I can truly say I have mixed emotions about leaving. Im happy I’m returning to Philly to see my friends and family´, but I also don’t want to leave the home and family I have here. I’m scared of how people will look at me when I leave, because I know how I am. I get really emotional and I know I’m going to cry. I’m afraid my family won’t even care I’m leaving. I feel like we’re close´, but I wonder sometimes if I’m close enough with them that they will feel sad when I leave. I knew I would have to leave and feel all these emotions, but I didn’t expect it to be this hard because I didn’t think I would get as close to them as I did.
I think about who I want to say goodbye to, so many names come to mind. But until now I was thinking I’ll just let my family plan something for me. I had this mindset because I had this fear of facing the reality saying goodbye to me isn’t as important to them as it is for me. When I think of saying good-bye, I can feel little tears fighting to get free.
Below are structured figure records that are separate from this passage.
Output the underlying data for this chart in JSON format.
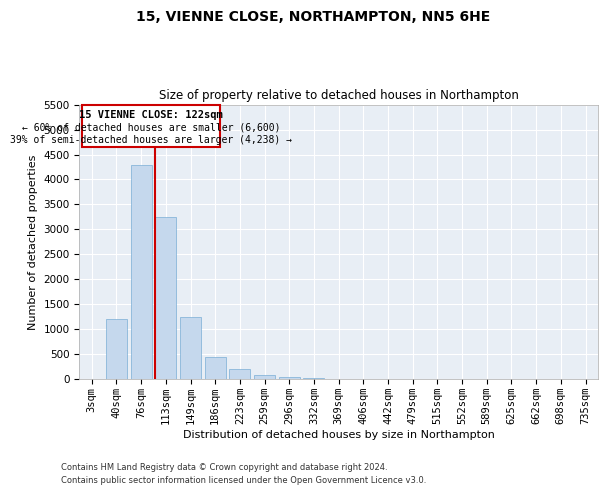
{
  "title": "15, VIENNE CLOSE, NORTHAMPTON, NN5 6HE",
  "subtitle": "Size of property relative to detached houses in Northampton",
  "xlabel": "Distribution of detached houses by size in Northampton",
  "ylabel": "Number of detached properties",
  "footer_line1": "Contains HM Land Registry data © Crown copyright and database right 2024.",
  "footer_line2": "Contains public sector information licensed under the Open Government Licence v3.0.",
  "annotation_line1": "15 VIENNE CLOSE: 122sqm",
  "annotation_line2": "← 60% of detached houses are smaller (6,600)",
  "annotation_line3": "39% of semi-detached houses are larger (4,238) →",
  "bar_color": "#c5d8ed",
  "bar_edge_color": "#7aaed6",
  "redline_color": "#cc0000",
  "annotation_box_color": "#cc0000",
  "background_color": "#e8eef5",
  "categories": [
    "3sqm",
    "40sqm",
    "76sqm",
    "113sqm",
    "149sqm",
    "186sqm",
    "223sqm",
    "259sqm",
    "296sqm",
    "332sqm",
    "369sqm",
    "406sqm",
    "442sqm",
    "479sqm",
    "515sqm",
    "552sqm",
    "589sqm",
    "625sqm",
    "662sqm",
    "698sqm",
    "735sqm"
  ],
  "values": [
    0,
    1200,
    4300,
    3250,
    1250,
    450,
    200,
    80,
    50,
    20,
    10,
    5,
    2,
    1,
    0,
    0,
    0,
    0,
    0,
    0,
    0
  ],
  "redline_x": 3.0,
  "ylim": [
    0,
    5500
  ],
  "yticks": [
    0,
    500,
    1000,
    1500,
    2000,
    2500,
    3000,
    3500,
    4000,
    4500,
    5000,
    5500
  ]
}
But I get rid of those tears really quick by thinking about the time I still have left to take advantage of.
If I could put someone in my pocket and take them home, it would be my cousin Jonah . He’s a two-year-old boy who has made such an impact on me. If someone told me that the person who I would grow closest to only was two, I would have had a really hard time stopping myself from laughing. But even though it might seem unlikely, Jonah is a big reason why sometimes when I was so close to having a breakdown I didn’t. There are times when I was really sad and unsure of myself, but I would see Jonah and he would smile, make me laugh, and everything was ok again. Without even trying and knowing what he’s doing, he makes a big impact on me.